OTTAWA – À la suite des rencontres qu’il a eues aujourd’hui à Ottawa avec son homologue de la Nouvelle-Zélande John Key, le Premier ministre Stephen Harper s’est félicité du renforcement de la coopération dans les domaines de la non-prolifération nucléaire, de la recherche polaire scientifique et des échanges interpersonnels.
 
« La visite d’aujourd’hui est l’occasion de renouveler les liens historiques qui unissent le Canada et la Nouvelle-Zélande. Ces liens sont forts et en plein essor, a déclaré le Premier ministre. La Nouvelle-Zélande est depuis toujours un ami loyal du Canada et c’est pour nous un honneur d’accueillir la première visite en onze ans d’un premier ministre de ce pays. »
 
Le Premier ministre s’est félicité de l’annonce faite par la Nouvelle-Zélande qui appuiera un projet canadien destiné à renforcer la sécurité des matières nucléaires dans six installations russes.
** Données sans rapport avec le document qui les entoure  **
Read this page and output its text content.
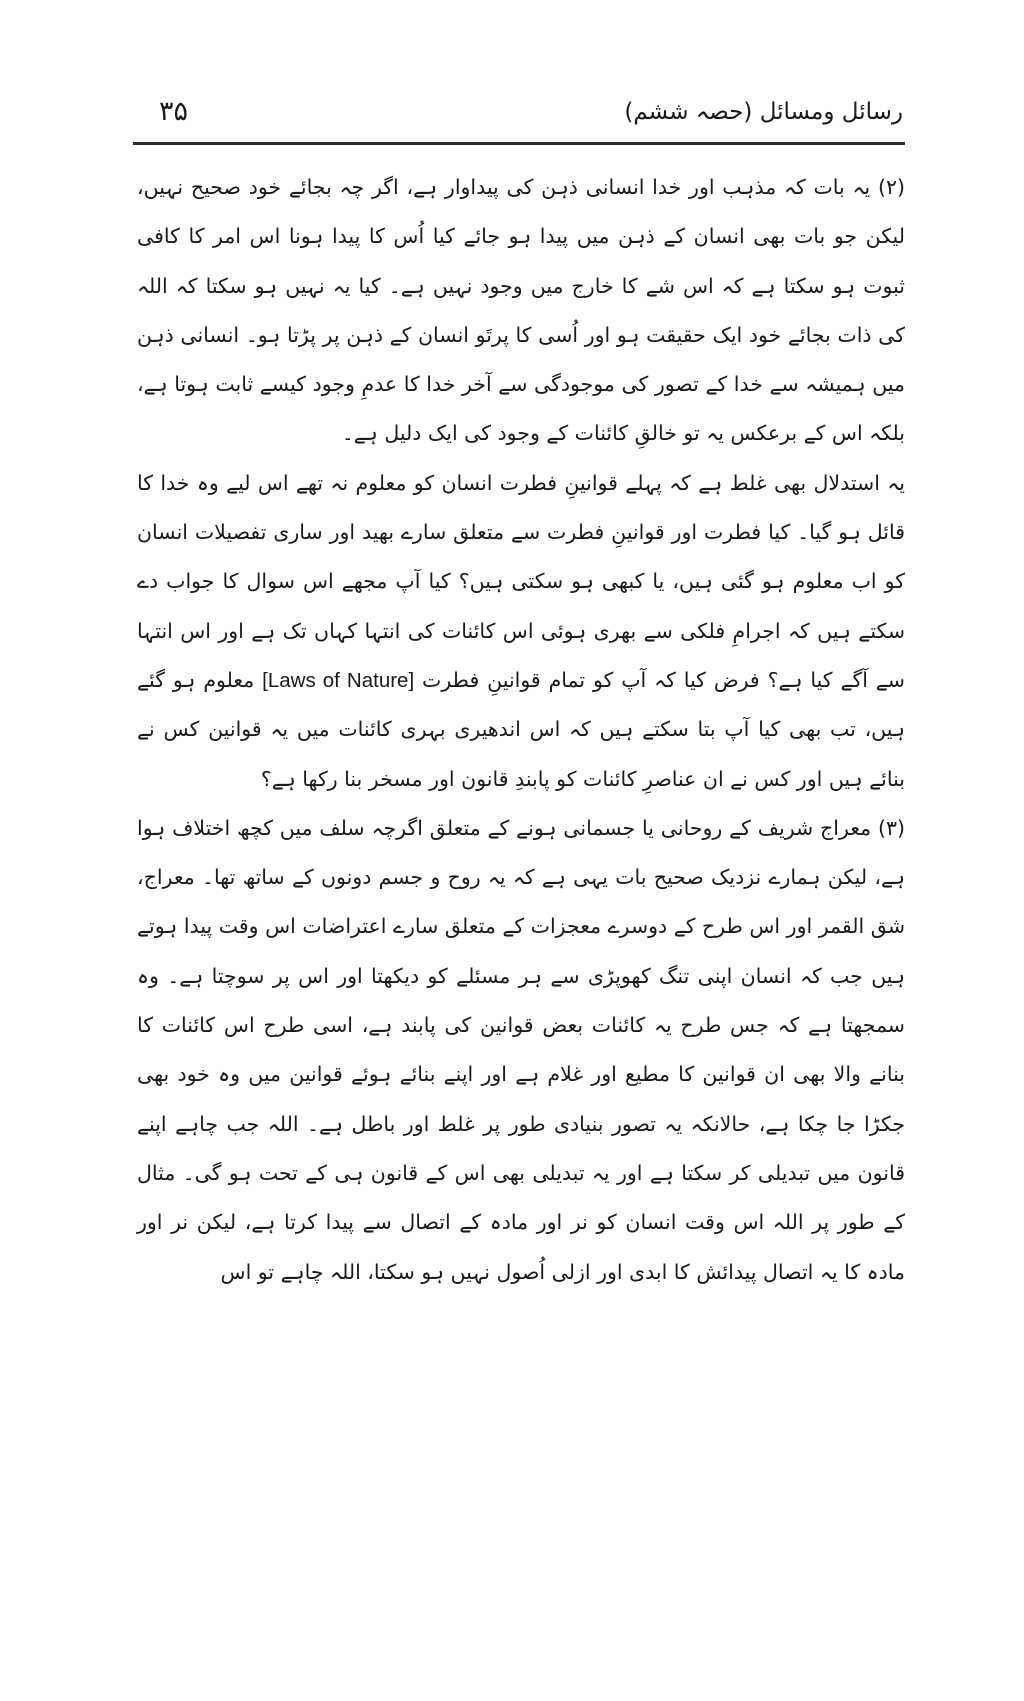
۳۵	رسائل ومسائل (حصہ ششم)

(۲) یہ بات کہ مذہب اور خدا انسانی ذہن کی پیداوار ہے، اگر چہ بجائے خود صحیح نہیں، لیکن جو بات بھی انسان کے ذہن میں پیدا ہو جائے کیا اُس کا پیدا ہونا اس امر کا کافی ثبوت ہو سکتا ہے کہ اس شے کا خارج میں وجود نہیں ہے۔ کیا یہ نہیں ہو سکتا کہ اللہ کی ذات بجائے خود ایک حقیقت ہو اور اُسی کا پرتَو انسان کے ذہن پر پڑتا ہو۔ انسانی ذہن میں ہمیشہ سے خدا کے تصور کی موجودگی سے آخر خدا کا عدمِ وجود کیسے ثابت ہوتا ہے، بلکہ اس کے برعکس یہ تو خالقِ کائنات کے وجود کی ایک دلیل ہے۔

یہ استدلال بھی غلط ہے کہ پہلے قوانینِ فطرت انسان کو معلوم نہ تھے اس لیے وہ خدا کا قائل ہو گیا۔ کیا فطرت اور قوانینِ فطرت سے متعلق سارے بھید اور ساری تفصیلات انسان کو اب معلوم ہو گئی ہیں، یا کبھی ہو سکتی ہیں؟ کیا آپ مجھے اس سوال کا جواب دے سکتے ہیں کہ اجرامِ فلکی سے بھری ہوئی اس کائنات کی انتہا کہاں تک ہے اور اس انتہا سے آگے کیا ہے؟ فرض کیا کہ آپ کو تمام قوانینِ فطرت [Laws of Nature] معلوم ہو گئے ہیں، تب بھی کیا آپ بتا سکتے ہیں کہ اس اندھیری بہری کائنات میں یہ قوانین کس نے بنائے ہیں اور کس نے ان عناصرِ کائنات کو پابندِ قانون اور مسخر بنا رکھا ہے؟

(۳) معراج شریف کے روحانی یا جسمانی ہونے کے متعلق اگرچہ سلف میں کچھ اختلاف ہوا ہے، لیکن ہمارے نزدیک صحیح بات یہی ہے کہ یہ روح و جسم دونوں کے ساتھ تھا۔ معراج، شق القمر اور اس طرح کے دوسرے معجزات کے متعلق سارے اعتراضات اس وقت پیدا ہوتے ہیں جب کہ انسان اپنی تنگ کھوپڑی سے ہر مسئلے کو دیکھتا اور اس پر سوچتا ہے۔ وہ سمجھتا ہے کہ جس طرح یہ کائنات بعض قوانین کی پابند ہے، اسی طرح اس کائنات کا بنانے والا بھی ان قوانین کا مطیع اور غلام ہے اور اپنے بنائے ہوئے قوانین میں وہ خود بھی جکڑا جا چکا ہے، حالانکہ یہ تصور بنیادی طور پر غلط اور باطل ہے۔ اللہ جب چاہے اپنے قانون میں تبدیلی کر سکتا ہے اور یہ تبدیلی بھی اس کے قانون ہی کے تحت ہو گی۔ مثال کے طور پر اللہ اس وقت انسان کو نر اور مادہ کے اتصال سے پیدا کرتا ہے، لیکن نر اور مادہ کا یہ اتصال پیدائش کا ابدی اور ازلی اُصول نہیں ہو سکتا، اللہ چاہے تو اس
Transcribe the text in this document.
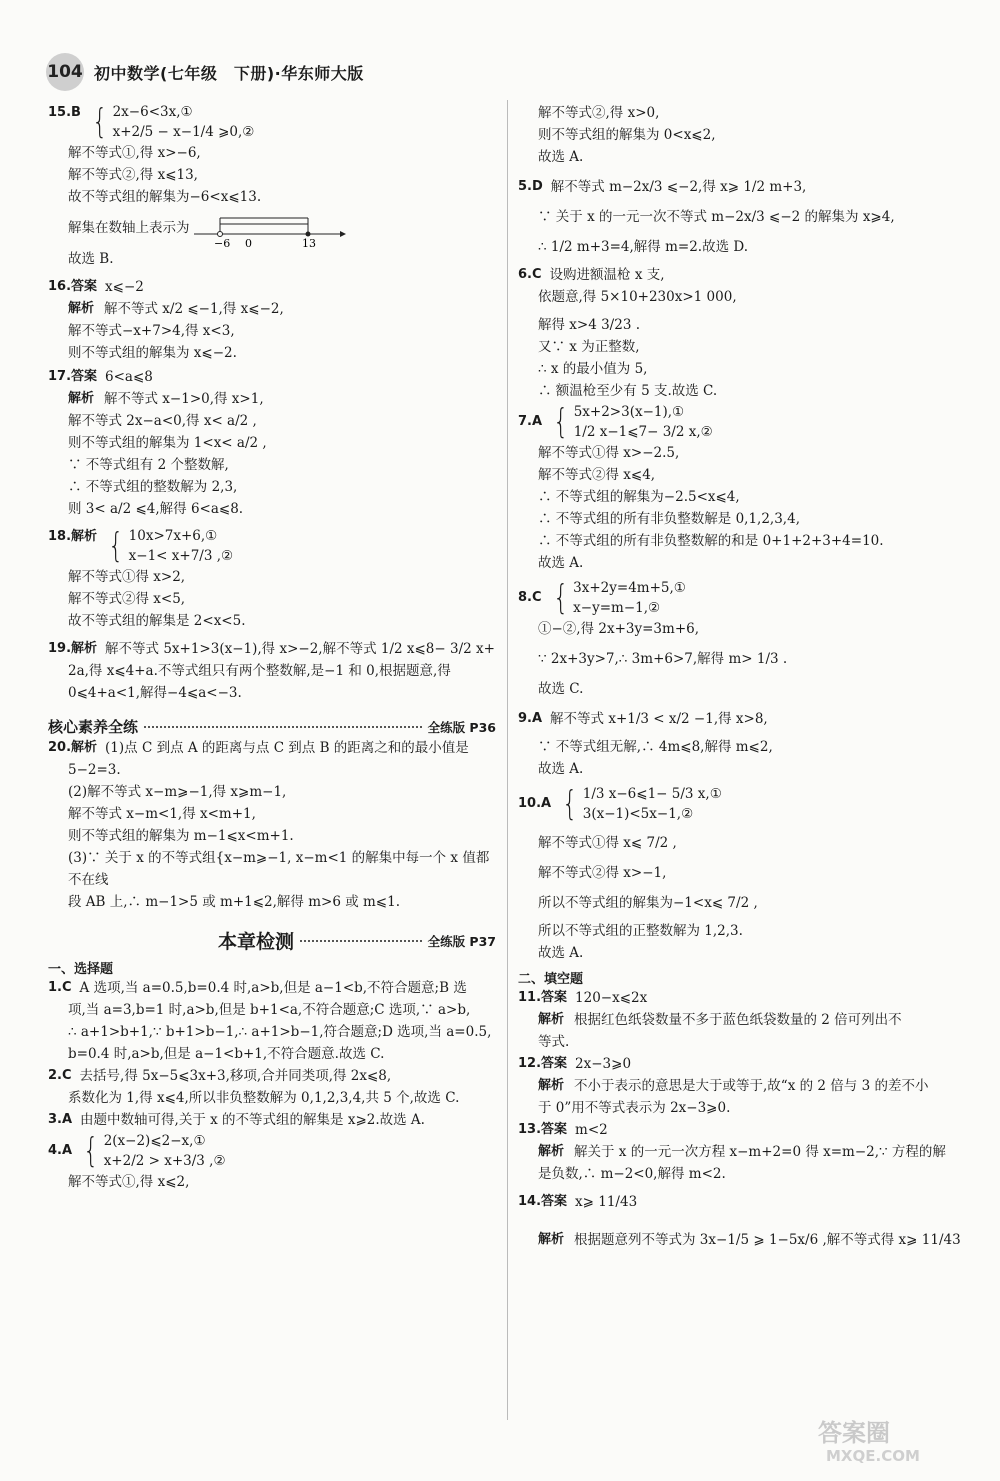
104 初中数学(七年级　下册)·华东师大版
15.B { 2x−6<3x,①
x+2/5 − x−1/4 ⩾0,②
解不等式①,得 x>−6,
解不等式②,得 x⩽13,
故不等式组的解集为−6<x⩽13.
解集在数轴上表示为
−6 0	13
故选 B.
16.答案 x⩽−2
解析 解不等式 x/2 ⩽−1,得 x⩽−2,
解不等式−x+7>4,得 x<3,
则不等式组的解集为 x⩽−2.
17.答案 6<a⩽8
解析 解不等式 x−1>0,得 x>1,
解不等式 2x−a<0,得 x< a/2 ,
则不等式组的解集为 1<x< a/2 ,
∵ 不等式组有 2 个整数解,
∴ 不等式组的整数解为 2,3,
则 3< a/2 ⩽4,解得 6<a⩽8.
18.解析 { 10x>7x+6,①
x−1< x+7/3 ,②
解不等式①得 x>2,
解不等式②得 x<5,
故不等式组的解集是 2<x<5.
19.解析 解不等式 5x+1>3(x−1),得 x>−2,解不等式 1/2 x⩽8− 3/2 x+
2a,得 x⩽4+a.不等式组只有两个整数解,是−1 和 0,根据题意,得
0⩽4+a<1,解得−4⩽a<−3.
核心素养全练	全练版 P36
20.解析 (1)点 C 到点 A 的距离与点 C 到点 B 的距离之和的最小值是
5−2=3.
(2)解不等式 x−m⩾−1,得 x⩾m−1,
解不等式 x−m<1,得 x<m+1,
则不等式组的解集为 m−1⩽x<m+1.
(3)∵ 关于 x 的不等式组{x−m⩾−1, x−m<1 的解集中每一个 x 值都不在线
段 AB 上,∴ m−1>5 或 m+1⩽2,解得 m>6 或 m⩽1.
本章检测	全练版 P37
一、选择题
1.C A 选项,当 a=0.5,b=0.4 时,a>b,但是 a−1<b,不符合题意;B 选
项,当 a=3,b=1 时,a>b,但是 b+1<a,不符合题意;C 选项,∵ a>b,
∴ a+1>b+1,∵ b+1>b−1,∴ a+1>b−1,符合题意;D 选项,当 a=0.5,
b=0.4 时,a>b,但是 a−1<b+1,不符合题意.故选 C.
2.C 去括号,得 5x−5⩽3x+3,移项,合并同类项,得 2x⩽8,
系数化为 1,得 x⩽4,所以非负整数解为 0,1,2,3,4,共 5 个,故选 C.
3.A 由题中数轴可得,关于 x 的不等式组的解集是 x⩾2.故选 A.
4.A { 2(x−2)⩽2−x,①
x+2/2 > x+3/3 ,②
解不等式①,得 x⩽2,
解不等式②,得 x>0,
则不等式组的解集为 0<x⩽2,
故选 A.
5.D 解不等式 m−2x/3 ⩽−2,得 x⩾ 1/2 m+3,
∵ 关于 x 的一元一次不等式 m−2x/3 ⩽−2 的解集为 x⩾4,
∴ 1/2 m+3=4,解得 m=2.故选 D.
6.C 设购进额温枪 x 支,
依题意,得 5×10+230x>1 000,
解得 x>4 3/23 .
又∵ x 为正整数,
∴ x 的最小值为 5,
∴ 额温枪至少有 5 支.故选 C.
7.A { 5x+2>3(x−1),①
1/2 x−1⩽7− 3/2 x,②
解不等式①得 x>−2.5,
解不等式②得 x⩽4,
∴ 不等式组的解集为−2.5<x⩽4,
∴ 不等式组的所有非负整数解是 0,1,2,3,4,
∴ 不等式组的所有非负整数解的和是 0+1+2+3+4=10.
故选 A.
8.C { 3x+2y=4m+5,①
x−y=m−1,②
①−②,得 2x+3y=3m+6,
∵ 2x+3y>7,∴ 3m+6>7,解得 m> 1/3 .
故选 C.
9.A 解不等式 x+1/3 < x/2 −1,得 x>8,
∵ 不等式组无解,∴ 4m⩽8,解得 m⩽2,
故选 A.
10.A { 1/3 x−6⩽1− 5/3 x,①
3(x−1)<5x−1,②
解不等式①得 x⩽ 7/2 ,
解不等式②得 x>−1,
所以不等式组的解集为−1<x⩽ 7/2 ,
所以不等式组的正整数解为 1,2,3.
故选 A.
二、填空题
11.答案 120−x⩽2x
解析 根据红色纸袋数量不多于蓝色纸袋数量的 2 倍可列出不
等式.
12.答案 2x−3⩾0
解析 不小于表示的意思是大于或等于,故“x 的 2 倍与 3 的差不小
于 0”用不等式表示为 2x−3⩾0.
13.答案 m<2
解析 解关于 x 的一元一次方程 x−m+2=0 得 x=m−2,∵ 方程的解
是负数,∴ m−2<0,解得 m<2.
14.答案 x⩾ 11/43
解析 根据题意列不等式为 3x−1/5 ⩾ 1−5x/6 ,解不等式得 x⩾ 11/43
答案圈
MXQE.COM
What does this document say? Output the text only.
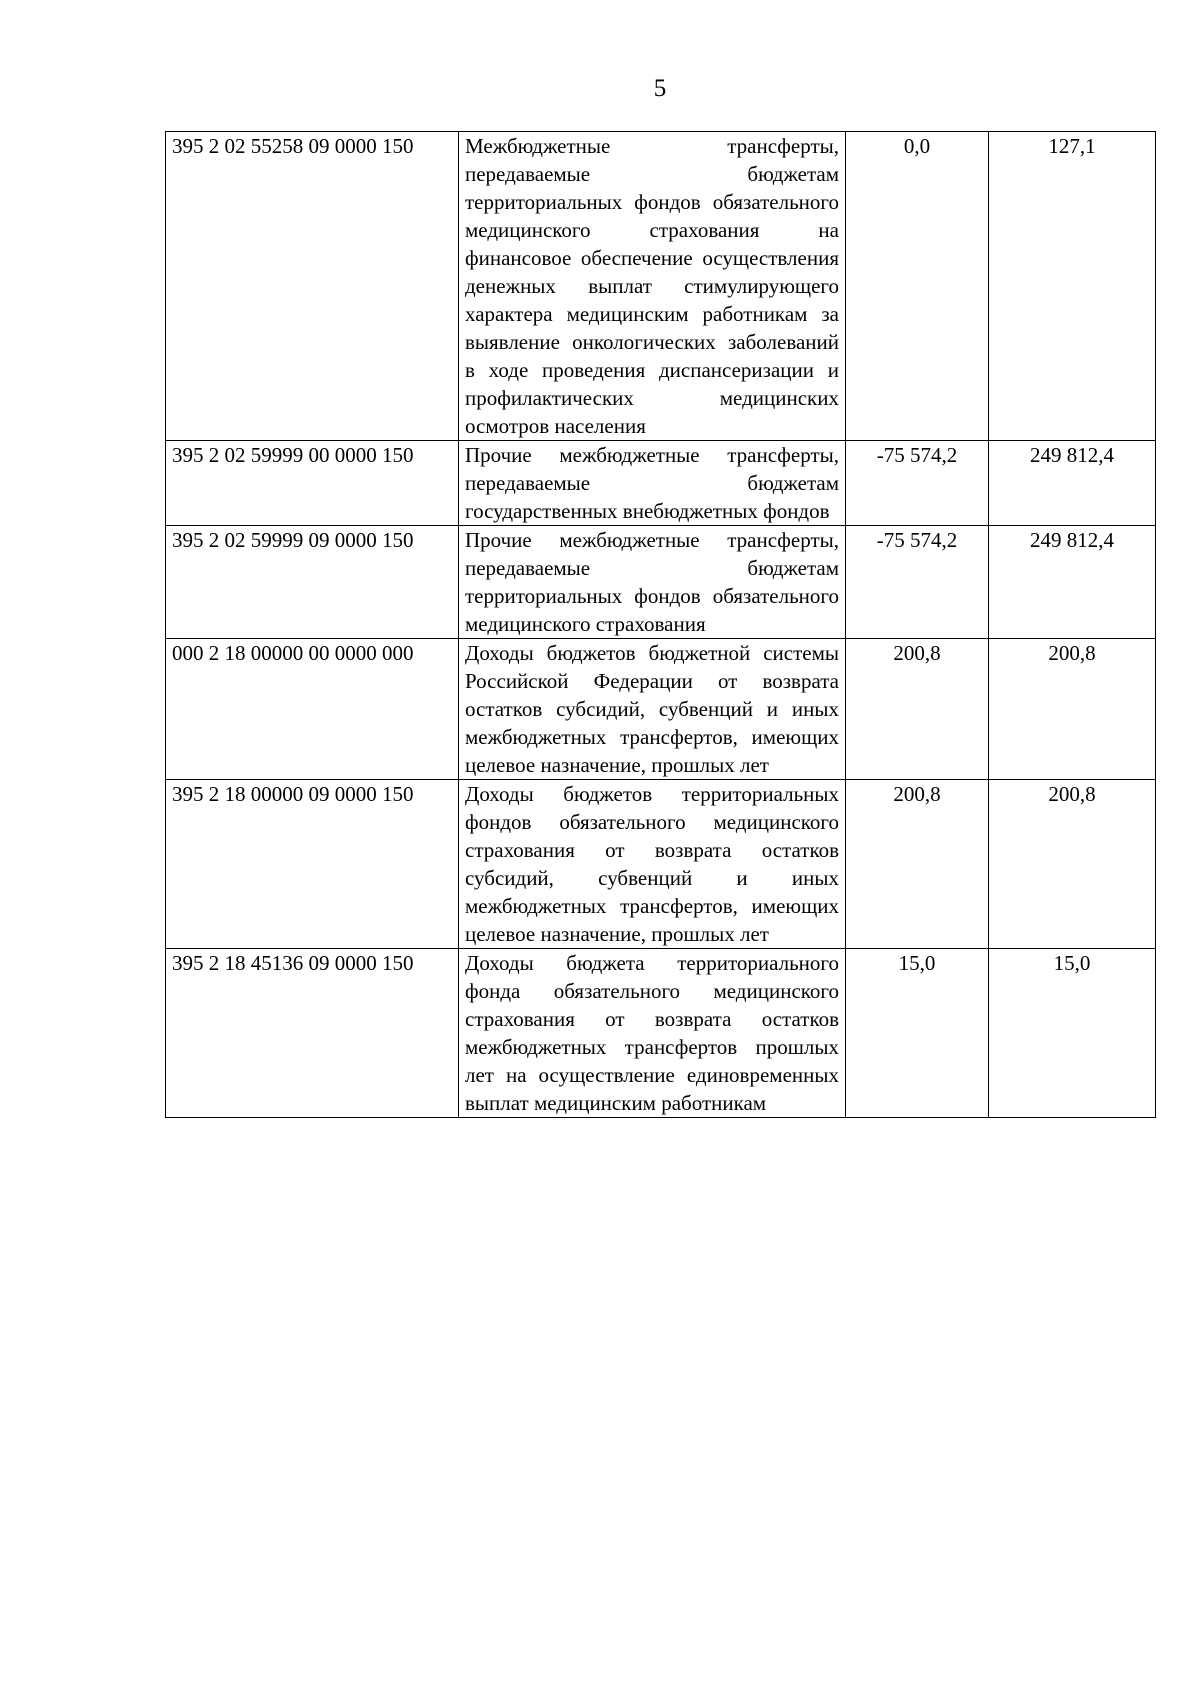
5
395 2 02 55258 09 0000 150	Межбюджетные трансферты, передаваемые бюджетам территориальных фондов обязательного медицинского страхования на финансовое обеспечение осуществления денежных выплат стимулирующего характера медицинским работникам за выявление онкологических заболеваний в ходе проведения диспансеризации и профилактических медицинских осмотров населения	0,0	127,1
395 2 02 59999 00 0000 150	Прочие межбюджетные трансферты, передаваемые бюджетам государственных внебюджетных фондов	-75 574,2	249 812,4
395 2 02 59999 09 0000 150	Прочие межбюджетные трансферты, передаваемые бюджетам территориальных фондов обязательного медицинского страхования	-75 574,2	249 812,4
000 2 18 00000 00 0000 000	Доходы бюджетов бюджетной системы Российской Федерации от возврата остатков субсидий, субвенций и иных межбюджетных трансфертов, имеющих целевое назначение, прошлых лет	200,8	200,8
395 2 18 00000 09 0000 150	Доходы бюджетов территориальных фондов обязательного медицинского страхования от возврата остатков субсидий, субвенций и иных межбюджетных трансфертов, имеющих целевое назначение, прошлых лет	200,8	200,8
395 2 18 45136 09 0000 150	Доходы бюджета территориального фонда обязательного медицинского страхования от возврата остатков межбюджетных трансфертов прошлых лет на осуществление единовременных выплат медицинским работникам	15,0	15,0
La Nouvelle-Zélande y contribuera en assurant la sécurité matérielle de l’équipement à un grand centre russe et en empêchant mieux le trafic illicite des matières nucléaires.
 
« Le Canada est fier d’œuvrer avec la Nouvelle-Zélande et d’autres pays aux vues similaires pour réduire les risques de voir des armes nucléaires tomber entre les mains de terroristes, a ajouté le Premier ministre Harper.  Conformément aux engagements que nous avons pris dans le cadre du G8, nous continuerons de lancer des initiatives susceptibles de réduire la propagation des armes de destruction massive et des matières connexes. »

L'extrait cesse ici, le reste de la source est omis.